On Thursday night, the Kodiak Island Borough assembly voted 5-2 against releasing eight confidential emails containing conversations between interim borough manager Bud Cassidy and borough attorney Cheryl Brooking about the hiring of borough assemblywoman Chris Lynch by the borough last summer.
In January, assemblyman Mel Stephens asked the borough to waive that privilege and release the emails into the public record. "Let's go ahead and release these; certainly no harm is going to come from saying we're releasing them," Stephens said Thursday night.
The assembly disagreed, but the Kodiak Daily Mirror has obtained copies of the emails.
While the emails reveal borough employees had concerns about the hiring, they do not show deliberate manipulation of borough code to bypass hiring rules.
Starting in May 2012, Lynch, as the sole employee of Kodiak Construction Services, was hired by then-borough manager Rick Gifford to work as a project manager on the proposed long-term care facility, the landfill expansion and other significant projects.
Gifford resigned soon after, and the issue of Lynch's hiring was dumped on the desk of Bud Cassidy, later named Gifford's permanent replacement. When Lynch's hiring drew the ire of the assembly, she resigned from her project manager position. Her time as project manager was worth approximately $38,000, according to bills submitted to the borough.
When the Lynch contract was revealed to the public, the Kodiak Daily Mirror officially requested access to emails leading up to the hiring. This request was turned down by borough officials who cited attorney-client privilege.
The eight emails cover a span of time from June 14 — shortly after Cassidy became interim borough manager — to Sept. 26, immediately before the first public assembly discussion of the contract.
"Say, one of the things that Rick left on his list of outstanding issues is Assembly member Chris Lynch involvement (through contract - do you have a copy?) with Borough projects," wrote Cassidy to Brooking on June 14. "I am not sure where you may be on this research, but it is something of high interest."
Five days later, Brooking replied: "This is an interesting question, but I have concluded that contracting with Chris Lynch's company is acceptable."
To support her assertion, Brooking attached a memorandum referencing relevant state and borough rules. That memo concluded with her key argument: "The Assembly Member is providing services that are unrelated to her official duties as an elected Assembly Member, and the Borough is not prohibited from contracting with the company for project management services."
With the hiring settled, borough staff asked whether the way Lynch was being paid fell outside the rules. Lynch was hired on a single contract but was allowed to issue purchase orders of up to $25,000 for each of nine projects she oversaw.
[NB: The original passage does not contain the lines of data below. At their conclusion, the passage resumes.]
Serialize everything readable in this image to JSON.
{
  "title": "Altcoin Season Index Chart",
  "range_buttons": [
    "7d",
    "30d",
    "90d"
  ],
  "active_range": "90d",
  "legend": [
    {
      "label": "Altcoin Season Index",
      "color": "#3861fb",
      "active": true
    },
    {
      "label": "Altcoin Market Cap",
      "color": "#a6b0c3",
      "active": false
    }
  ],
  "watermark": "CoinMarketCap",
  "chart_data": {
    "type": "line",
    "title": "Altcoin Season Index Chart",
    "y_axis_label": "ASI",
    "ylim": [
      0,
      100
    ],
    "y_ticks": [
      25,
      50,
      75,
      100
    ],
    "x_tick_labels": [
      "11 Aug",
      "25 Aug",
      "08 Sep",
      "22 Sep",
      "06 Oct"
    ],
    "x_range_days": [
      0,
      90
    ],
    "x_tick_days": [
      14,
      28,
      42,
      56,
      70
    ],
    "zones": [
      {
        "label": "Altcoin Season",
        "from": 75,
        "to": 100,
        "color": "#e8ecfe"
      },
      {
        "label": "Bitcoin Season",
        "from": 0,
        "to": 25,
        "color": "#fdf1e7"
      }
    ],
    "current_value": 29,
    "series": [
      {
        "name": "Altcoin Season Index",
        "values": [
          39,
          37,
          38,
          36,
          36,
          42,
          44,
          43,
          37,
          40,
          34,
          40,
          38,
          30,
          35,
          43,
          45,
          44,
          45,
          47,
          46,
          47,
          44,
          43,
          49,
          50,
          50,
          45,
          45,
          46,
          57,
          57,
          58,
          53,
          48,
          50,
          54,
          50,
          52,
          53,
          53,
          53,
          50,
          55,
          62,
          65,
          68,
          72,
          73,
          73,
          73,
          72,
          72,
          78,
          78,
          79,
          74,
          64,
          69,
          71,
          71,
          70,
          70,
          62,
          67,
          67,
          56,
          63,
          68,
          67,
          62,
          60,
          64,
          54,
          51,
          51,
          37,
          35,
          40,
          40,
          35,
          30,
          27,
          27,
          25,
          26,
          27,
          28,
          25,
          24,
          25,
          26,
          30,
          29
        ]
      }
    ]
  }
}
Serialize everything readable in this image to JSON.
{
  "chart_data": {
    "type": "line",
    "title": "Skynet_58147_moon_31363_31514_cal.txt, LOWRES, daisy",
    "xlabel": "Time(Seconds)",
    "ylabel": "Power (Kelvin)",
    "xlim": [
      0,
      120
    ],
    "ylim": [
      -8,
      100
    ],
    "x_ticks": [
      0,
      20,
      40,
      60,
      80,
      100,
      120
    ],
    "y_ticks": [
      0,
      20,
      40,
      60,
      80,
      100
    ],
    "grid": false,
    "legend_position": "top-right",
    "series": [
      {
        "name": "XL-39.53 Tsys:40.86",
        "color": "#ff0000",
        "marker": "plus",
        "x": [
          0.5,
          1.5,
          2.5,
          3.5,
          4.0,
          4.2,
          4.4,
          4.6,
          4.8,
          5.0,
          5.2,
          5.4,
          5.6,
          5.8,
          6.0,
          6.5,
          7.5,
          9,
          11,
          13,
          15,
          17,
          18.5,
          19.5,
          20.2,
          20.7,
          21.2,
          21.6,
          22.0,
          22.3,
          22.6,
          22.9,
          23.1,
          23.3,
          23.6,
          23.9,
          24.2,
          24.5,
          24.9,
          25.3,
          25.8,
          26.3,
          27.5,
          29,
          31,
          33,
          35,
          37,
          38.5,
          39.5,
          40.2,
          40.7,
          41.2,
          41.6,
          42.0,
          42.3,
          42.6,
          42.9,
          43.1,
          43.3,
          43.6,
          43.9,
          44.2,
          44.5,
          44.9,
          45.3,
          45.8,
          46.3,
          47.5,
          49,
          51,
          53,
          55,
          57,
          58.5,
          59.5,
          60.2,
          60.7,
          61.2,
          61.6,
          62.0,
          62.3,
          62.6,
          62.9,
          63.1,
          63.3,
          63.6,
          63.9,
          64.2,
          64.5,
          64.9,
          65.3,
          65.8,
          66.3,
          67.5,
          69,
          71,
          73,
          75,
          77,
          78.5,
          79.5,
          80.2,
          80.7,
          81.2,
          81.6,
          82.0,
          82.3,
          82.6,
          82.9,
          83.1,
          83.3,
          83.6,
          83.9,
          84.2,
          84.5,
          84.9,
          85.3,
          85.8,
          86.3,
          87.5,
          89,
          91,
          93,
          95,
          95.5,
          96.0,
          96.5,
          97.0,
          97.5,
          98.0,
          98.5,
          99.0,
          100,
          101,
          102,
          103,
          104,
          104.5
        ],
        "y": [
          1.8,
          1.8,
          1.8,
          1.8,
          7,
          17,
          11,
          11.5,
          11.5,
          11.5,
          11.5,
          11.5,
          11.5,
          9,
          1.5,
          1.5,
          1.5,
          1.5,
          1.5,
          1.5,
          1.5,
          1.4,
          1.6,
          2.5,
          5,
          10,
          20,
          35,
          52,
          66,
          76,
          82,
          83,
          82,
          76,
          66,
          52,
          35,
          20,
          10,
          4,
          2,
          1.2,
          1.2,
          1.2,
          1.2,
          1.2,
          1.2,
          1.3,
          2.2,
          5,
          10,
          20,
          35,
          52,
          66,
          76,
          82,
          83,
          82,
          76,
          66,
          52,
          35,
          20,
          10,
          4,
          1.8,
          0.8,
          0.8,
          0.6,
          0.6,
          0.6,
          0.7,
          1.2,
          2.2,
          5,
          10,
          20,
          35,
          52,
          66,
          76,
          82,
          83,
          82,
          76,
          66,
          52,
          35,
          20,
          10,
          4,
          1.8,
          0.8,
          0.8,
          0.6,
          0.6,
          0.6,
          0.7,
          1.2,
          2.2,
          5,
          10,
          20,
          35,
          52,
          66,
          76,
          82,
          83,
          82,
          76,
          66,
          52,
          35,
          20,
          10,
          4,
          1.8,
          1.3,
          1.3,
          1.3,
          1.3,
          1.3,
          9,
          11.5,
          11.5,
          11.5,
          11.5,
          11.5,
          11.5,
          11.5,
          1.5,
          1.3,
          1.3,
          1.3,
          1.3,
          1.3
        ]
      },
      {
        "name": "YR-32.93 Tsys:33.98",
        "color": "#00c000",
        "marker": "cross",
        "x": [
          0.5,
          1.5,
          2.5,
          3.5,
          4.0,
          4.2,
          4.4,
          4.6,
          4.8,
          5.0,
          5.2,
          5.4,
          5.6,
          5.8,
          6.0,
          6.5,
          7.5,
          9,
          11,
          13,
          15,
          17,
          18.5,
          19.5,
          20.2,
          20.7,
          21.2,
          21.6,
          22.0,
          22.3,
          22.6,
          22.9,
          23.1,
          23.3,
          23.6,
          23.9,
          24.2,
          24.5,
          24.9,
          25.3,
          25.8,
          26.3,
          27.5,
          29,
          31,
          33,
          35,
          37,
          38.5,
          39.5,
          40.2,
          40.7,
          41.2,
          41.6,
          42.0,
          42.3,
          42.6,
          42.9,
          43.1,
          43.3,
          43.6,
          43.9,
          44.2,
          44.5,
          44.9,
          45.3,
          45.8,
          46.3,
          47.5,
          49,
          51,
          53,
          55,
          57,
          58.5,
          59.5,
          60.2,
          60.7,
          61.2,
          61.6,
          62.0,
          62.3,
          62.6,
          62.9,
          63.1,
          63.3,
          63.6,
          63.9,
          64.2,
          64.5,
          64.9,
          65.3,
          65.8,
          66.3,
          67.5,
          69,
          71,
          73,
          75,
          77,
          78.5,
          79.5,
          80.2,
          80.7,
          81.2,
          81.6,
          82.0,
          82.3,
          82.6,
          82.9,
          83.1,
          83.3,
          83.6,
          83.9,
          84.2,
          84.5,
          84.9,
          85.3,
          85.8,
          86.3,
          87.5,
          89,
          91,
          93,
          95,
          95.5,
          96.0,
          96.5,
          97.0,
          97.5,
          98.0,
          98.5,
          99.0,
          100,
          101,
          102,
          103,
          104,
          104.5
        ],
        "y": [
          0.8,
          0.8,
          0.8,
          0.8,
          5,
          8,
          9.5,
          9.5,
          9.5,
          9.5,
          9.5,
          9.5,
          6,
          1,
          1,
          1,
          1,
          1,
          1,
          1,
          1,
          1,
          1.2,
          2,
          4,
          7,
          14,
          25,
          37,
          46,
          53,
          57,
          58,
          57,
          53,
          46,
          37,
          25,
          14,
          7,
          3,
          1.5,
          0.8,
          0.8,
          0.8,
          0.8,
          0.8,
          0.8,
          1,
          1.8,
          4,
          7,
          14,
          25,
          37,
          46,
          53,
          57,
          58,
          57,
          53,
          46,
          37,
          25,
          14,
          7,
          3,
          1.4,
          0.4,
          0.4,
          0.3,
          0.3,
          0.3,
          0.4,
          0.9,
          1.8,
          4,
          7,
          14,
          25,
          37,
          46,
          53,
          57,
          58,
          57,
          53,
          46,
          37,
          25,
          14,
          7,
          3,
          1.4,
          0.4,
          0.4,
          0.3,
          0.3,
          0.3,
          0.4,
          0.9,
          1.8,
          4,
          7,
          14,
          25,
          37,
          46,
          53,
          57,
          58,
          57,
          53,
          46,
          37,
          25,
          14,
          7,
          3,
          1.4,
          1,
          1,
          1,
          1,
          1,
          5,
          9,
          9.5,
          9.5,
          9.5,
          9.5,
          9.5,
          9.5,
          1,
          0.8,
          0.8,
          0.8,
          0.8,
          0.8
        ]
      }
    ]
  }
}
According to borough rules at the time, any contract over $25,000 required assembly approval.
Did Lynch's contract violate that rule?
"It does look pretty bad though," wrote borough finance manager Karl Short on July 18. "I know if I was an assembly member or an outside auditor, I would ask what is going on."
Brooking agreed with those concerns in a Sept. 25 email. "This arrangement is a bit 'loose,'" she wrote.
Later, however, she said the borough did not violate its own rules. In a memo dated Sept. 26, Brooking wrote: "If it is treated as a single contract, it would be limited to $25,000 for total work done by the company, but it appears the intent was to treat the work done for each project as a separate contractual project."
While the email release addresses several outstanding questions, it does not answer how the hiring came about. In an email to Cassidy, borough information technology manager Paul VanDyke said he was unable to find any emails between former manager Gifford and Brooking about the Lynch contract. "They either don't exist or have been deleted," VanDyke wrote.